De EU-richtlijn voor Loontransparantie brengt daar verandering in: de bewijslast verschuift naar de werkgever. Als een werkgever een genderloonkloof van meer dan 5% heeft, is de eerste stap het uitvoeren van een gezamenlijke loonbeoordeling, waarbij ook werknemers en hun vertegenwoordigers, zoals vakbonden en ondernemingsraden, betrokken zijn. Het doel is om de situatie op te lossen en de kloof binnen 6 maanden te dichten. Dit kan leiden tot het betalen van achterstallig loon en compensatie, met als doel de werknemer in dezelfde financiële situatie te brengen als wanneer deze eerlijk was betaald.
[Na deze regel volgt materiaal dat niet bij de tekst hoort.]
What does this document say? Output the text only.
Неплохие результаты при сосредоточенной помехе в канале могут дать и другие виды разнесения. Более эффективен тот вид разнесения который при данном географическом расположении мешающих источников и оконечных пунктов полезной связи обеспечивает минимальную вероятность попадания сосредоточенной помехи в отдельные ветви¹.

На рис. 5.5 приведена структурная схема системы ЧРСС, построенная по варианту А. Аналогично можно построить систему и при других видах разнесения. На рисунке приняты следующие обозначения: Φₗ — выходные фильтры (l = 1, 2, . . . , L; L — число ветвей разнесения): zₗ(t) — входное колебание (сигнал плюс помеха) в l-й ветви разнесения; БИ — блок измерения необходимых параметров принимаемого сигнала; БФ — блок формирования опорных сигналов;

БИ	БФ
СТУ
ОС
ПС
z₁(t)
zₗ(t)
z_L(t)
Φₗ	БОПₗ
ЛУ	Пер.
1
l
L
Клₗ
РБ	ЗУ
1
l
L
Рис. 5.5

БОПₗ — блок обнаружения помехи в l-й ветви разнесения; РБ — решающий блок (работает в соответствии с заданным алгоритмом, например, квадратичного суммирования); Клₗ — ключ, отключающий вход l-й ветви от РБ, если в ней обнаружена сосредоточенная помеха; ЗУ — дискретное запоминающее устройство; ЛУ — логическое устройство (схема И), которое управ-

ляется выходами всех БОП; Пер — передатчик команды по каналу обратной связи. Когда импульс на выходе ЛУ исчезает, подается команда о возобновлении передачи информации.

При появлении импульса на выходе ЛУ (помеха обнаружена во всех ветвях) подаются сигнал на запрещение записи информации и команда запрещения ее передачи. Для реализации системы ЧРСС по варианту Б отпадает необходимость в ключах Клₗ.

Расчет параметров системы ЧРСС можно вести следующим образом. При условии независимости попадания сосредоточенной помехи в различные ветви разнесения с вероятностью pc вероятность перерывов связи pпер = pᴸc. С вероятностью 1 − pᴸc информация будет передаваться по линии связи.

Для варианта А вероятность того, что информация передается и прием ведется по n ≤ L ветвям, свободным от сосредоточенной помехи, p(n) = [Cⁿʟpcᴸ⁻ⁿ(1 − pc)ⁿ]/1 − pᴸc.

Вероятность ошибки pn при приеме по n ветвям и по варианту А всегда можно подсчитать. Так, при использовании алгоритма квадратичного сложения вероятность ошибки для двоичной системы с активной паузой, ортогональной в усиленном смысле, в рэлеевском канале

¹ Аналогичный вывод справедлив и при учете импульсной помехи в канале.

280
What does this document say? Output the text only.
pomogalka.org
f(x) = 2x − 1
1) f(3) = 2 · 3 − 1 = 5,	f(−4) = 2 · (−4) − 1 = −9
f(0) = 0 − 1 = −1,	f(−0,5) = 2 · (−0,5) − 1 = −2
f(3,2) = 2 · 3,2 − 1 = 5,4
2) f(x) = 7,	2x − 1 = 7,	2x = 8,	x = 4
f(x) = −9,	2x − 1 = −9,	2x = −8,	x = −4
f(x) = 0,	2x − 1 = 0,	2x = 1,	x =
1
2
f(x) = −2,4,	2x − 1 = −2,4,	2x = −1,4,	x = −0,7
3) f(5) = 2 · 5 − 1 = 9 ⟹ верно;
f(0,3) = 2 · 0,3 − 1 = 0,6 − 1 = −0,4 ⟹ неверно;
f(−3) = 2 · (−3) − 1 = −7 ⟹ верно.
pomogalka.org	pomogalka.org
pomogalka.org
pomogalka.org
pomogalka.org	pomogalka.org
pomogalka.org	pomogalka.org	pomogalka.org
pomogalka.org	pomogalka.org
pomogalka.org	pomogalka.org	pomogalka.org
Maar als de loonkloof groter blijft dan 5%, kan de overheid ingrijpen en bedrijven beboeten. Elke EU-lidstaat moet een toezichthoudende instantie opzetten die de rapportages controleert, gegevens verzamelt en indien nodig boetes oplegt. Deze sancties komen in de vorm van effectieve, proportionele en afschrikkende straffen. Deze straffen zijn gebaseerd op nationaal recht en garanderen een echt afschrikwekkend effect. De richtlijn geeft geen percentage of minimumbedrag aan, landen moeten ze vaststellen op basis van hun wetgevingspraktijk. Maar uiteraard is het doel dit te voorkomen door ervoor te zorgen dat werknemers gelijke beloning voor gelijk werk of werk van gelijke waarde ontvangen.